Ronan, flat on the bed, with his damp hair sticking out every which way; and Peter, horrendously tangled up in the bedsheets at his side. It was quiet, shockingly peaceful, until:

“I think I’m getting old,” Ronan said miserably. He was more than slightly breathless, and Peter took a moment to revel in the effect he had on him, on the things he could do to drive Ronan past the breaking point.

“Why so?”

It took a great deal of effort to cover up the strain in his own voice, Peter realized.

“I don’t think I can go for a round two.”

Peter snorted, and Ronan turned over on his side, propping his head up on his elbow. He glared at Peter in mock disbelief.

“What, and you _can_ ?”

Peter met his eyes and held his gaze for as long as he could before he wilted under their intensity.

“No.”

Ronan scoffed, mirroring Peter’s previous contempt, and dropped back down amidst his pillows. He ran a hand through his hair, attempting to tame the flyaway strands. It did him no good, however remarkable his genes.

“My god, we’re getting old,” Peter concluded, echoing Ronan’s observation. “I’m barely done with college, and here I am, unable to fucking sit up after going once.”

“In your defense, it was quite straining; what you did. Almost cracked your head open on the tiles.”

“How romantic.”

Pillow talk with Ronan always did reach a very specific degree of romance. If one could call their snappy banter romantic, which few did.

“Look,” Ronan continued, “next time you decide to get on your knees and — ”

And the front door burst open.

First thought: a break-in. Second: probably not a break in, because someone was running straight for the bedroom: short, staccato footsteps against the floorboards.

Peter tried for decency, but was stuck; wrapped within the covers in an inexplicable fashion.

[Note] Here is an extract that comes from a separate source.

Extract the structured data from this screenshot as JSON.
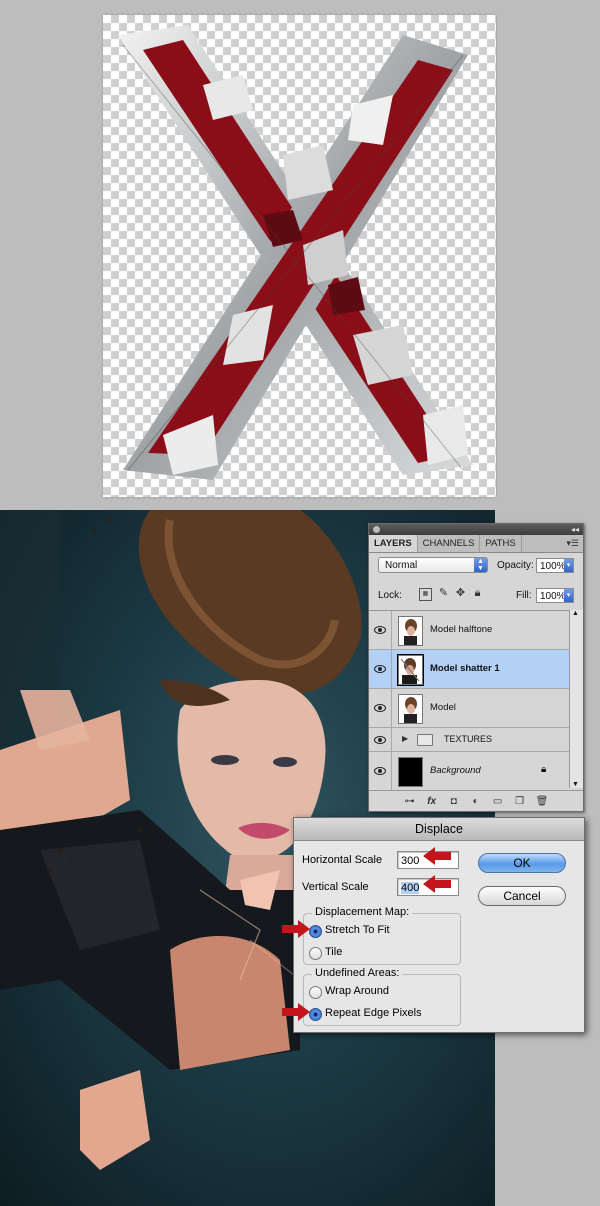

Ronan, on the other hand, scowled in preparation, almost as if he knew all too well who was about to rush inside.

In a grandiose swoop that surprised literally no one, Rocket ducked inside the bedroom, fully prepared to catch them both minding their own business, rather than legitimately engaging in physically strenuous activities. Peter was just thankful that Rocket hadn’t invited himself in just ten minutes prior, should he have witnessed a front row view of someone’s naked ass.

“Oh, _fuck_ ,” Rocket gasped. He’d seen all he needed to see. “ _Fuck_. This is for real.”

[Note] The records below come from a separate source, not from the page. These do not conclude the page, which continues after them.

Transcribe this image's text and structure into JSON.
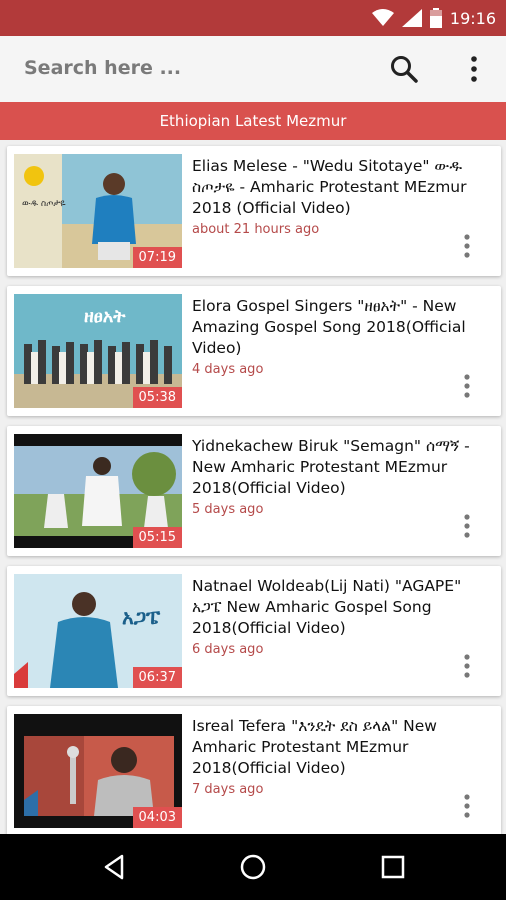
{
  "status": {
    "time": "19:16"
  },
  "search": {
    "placeholder": "Search here ..."
  },
  "banner": {
    "title": "Ethiopian Latest Mezmur"
  },
  "videos": [
    {
      "title": "Elias Melese - \"Wedu Sitotaye\" ውዱ ስጦታዬ - Amharic Protestant MEzmur 2018 (Official Video)",
      "age": "about 21 hours ago",
      "duration": "07:19"
    },
    {
      "title": "Elora Gospel Singers \"ዘፀአት\" - New Amazing Gospel Song 2018(Official Video)",
      "age": "4 days ago",
      "duration": "05:38"
    },
    {
      "title": "Yidnekachew Biruk \"Semagn\" ሰማኝ - New Amharic Protestant MEzmur 2018(Official Video)",
      "age": "5 days ago",
      "duration": "05:15"
    },
    {
      "title": "Natnael Woldeab(Lij Nati) \"AGAPE\" አጋፔ New Amharic Gospel Song 2018(Official Video)",
      "age": "6 days ago",
      "duration": "06:37"
    },
    {
      "title": "Isreal Tefera \"እንዴት ደስ ይላል\" New Amharic Protestant MEzmur 2018(Official Video)",
      "age": "7 days ago",
      "duration": "04:03"
    }
  ],
  "thumbnails": {
    "0": {
      "caption": "ውዱ ስጦታዬ"
    },
    "1": {
      "caption": "ዘፀአት"
    },
    "3": {
      "caption": "አጋፔ"
    }
  }
}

“Get out of my house,” Ronan replied simply. He didn’t even bother lifting his head from his pillow. However questionable his sense of decency, his hatred for Rocket’s antics far surpassed it. He’d lay around in his birthday suit for hours on end if it meant torturing the guy into bleaching out his eyeballs.

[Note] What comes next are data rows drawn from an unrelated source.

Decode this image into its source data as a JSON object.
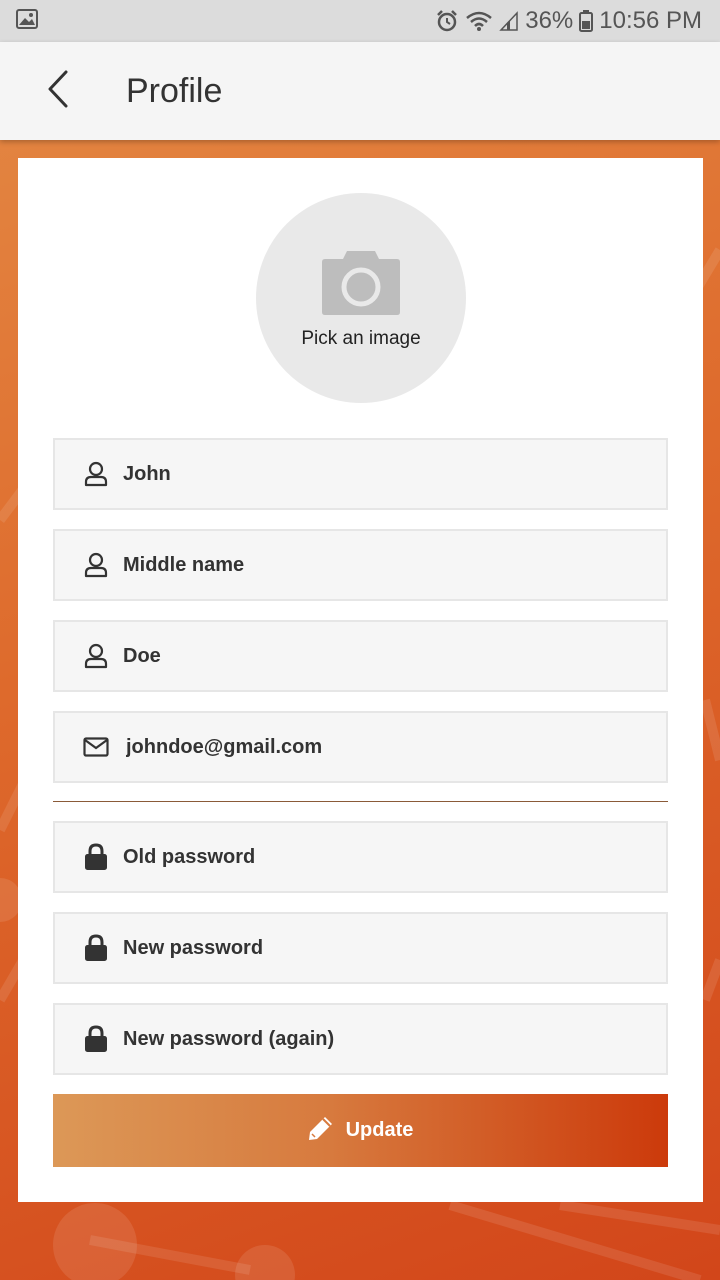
{
  "status_bar": {
    "battery_percent": "36%",
    "time": "10:56 PM",
    "icons": [
      "gallery-notification-icon",
      "alarm-icon",
      "wifi-icon",
      "signal-icon",
      "battery-icon"
    ]
  },
  "app_bar": {
    "title": "Profile",
    "back_icon": "chevron-left-icon"
  },
  "avatar": {
    "label": "Pick an image",
    "icon": "camera-icon"
  },
  "form": {
    "first_name": {
      "value": "John",
      "icon": "person-icon"
    },
    "middle_name": {
      "value": "",
      "placeholder": "Middle name",
      "icon": "person-icon"
    },
    "last_name": {
      "value": "Doe",
      "icon": "person-icon"
    },
    "email": {
      "value": "johndoe@gmail.com",
      "icon": "envelope-icon"
    },
    "old_password": {
      "value": "",
      "placeholder": "Old password",
      "icon": "lock-icon"
    },
    "new_password": {
      "value": "",
      "placeholder": "New password",
      "icon": "lock-icon"
    },
    "new_password_again": {
      "value": "",
      "placeholder": "New password (again)",
      "icon": "lock-icon"
    }
  },
  "update_button": {
    "label": "Update",
    "icon": "pencil-icon"
  },
  "colors": {
    "accent_start": "#dc9857",
    "accent_end": "#cc3a0b",
    "background": "#de6a2c"
  }
}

Peter didn’t share the feeling.

Very abashed and wholly embarrassed, he tucked the covers up to his neck as he scooted back towards the headboard.

“Rocket, could you maybe, perhaps, leave? And we’ll continue this another time? This is stressing me out.”

Rocket giggled, high pitched and entirely hysterical. “Ha. Yeah. Sure. Nice sex hair.”

And he was gone. Ronan hoped, prayed on a deep spiritual level, that Rocket would indeed scrub his brain with a highly toxic substance. Good riddance.

Seconds ticked by in deafening silence, then the front door slammed shut. Some more silence, then:

“Did you leave the door open when you dragged me inside last night? Because, holy shit, that would’ve been a dick move.”

Ronan shook his head and swung his legs over the edge of the bed, getting up. He was in desperate need of another coffee, possibly with a spike of brandy this time around. Day drinking was acceptable in dire situations, and this was the very definition of such a case.

“Please,” he said, “I’m not that thoughtless.”

On the bright side, Rocket would be out of their hair forever. Ronan wouldn’t blame Rocket if he could never look either of them in the eyes again. It was highly preferable that way.

“Don’t tell me Rocket knows how to pick a lock. That’d be the final straw. I wouldn’t ever feel safe again.”

Ronan paused on his way out, leaning against the doorframe as he shot a meaningful look at Peter.

“You know, something tells me this wasn’t his idea.”

 

Peter had frowned, pathetically clueless, as Ronan had ducked out the door. And he’d remained out of the loop, stupidly frowning at himself, alone in bed, until his phone buzzed with an incoming message.

He clicked on the screen and barked out a laugh.